Construction Workers Have Higher COVID-19 Transmission Risk​

Construction workers have five times greater risk for hospitalization than other occupations
factory workers wearing masks
factory workers wearing masks

TUESDAY, Nov. 3, 2020 (HealthDay News) -- Unrestricted construction work during the COVID-19 pandemic is associated with an increased risk for virus transmission for construction workers and the greater community, according to a study published Oct. 29 in JAMA Network Open.

Remy F. Pasco, from University of Texas at Austin, and colleagues examined the association between construction work during the COVID-19 pandemic and hospitalization rates (data from Central Texas through August 20, 2020) for construction workers and the surrounding community using a model able to stratify COVID-19 transmission by age and risk group. The 15 scenarios varied by the size of the construction workforce and level of work site transmission risk.

The researchers found that allowing unrestricted construction work was associated with an increase in COVID-19 hospitalization rates from 0.38 per 1,000 residents to 1.5 per 1,000 residents and from 0.22 per 1,000 construction workers to 9.3 per 1,000 construction workers.
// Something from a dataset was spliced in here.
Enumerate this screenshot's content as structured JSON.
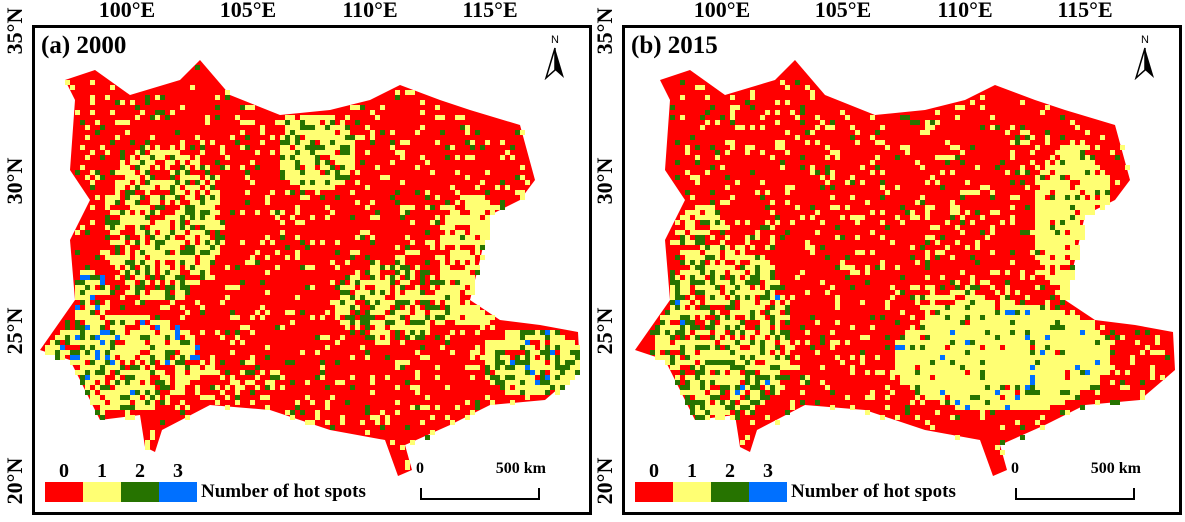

Safety measures (such as thorough cleaning of equipment between uses, wearing of protective equipment, limits on the number of workers at a work site, and increased health surveillance) offset the risk, with an estimated 50 percent decrease in transmission. Compared with other occupational categories, the relative risk for hospitalization among construction workers (aged 18 to 64 years) was 4.9.

"The findings of this study suggest that enacting workplace safety policies and providing paid sick leave could protect essential workers in high-contact industries and prevent further widening of disparities in COVID-19 morbidity and mortality," the authors write.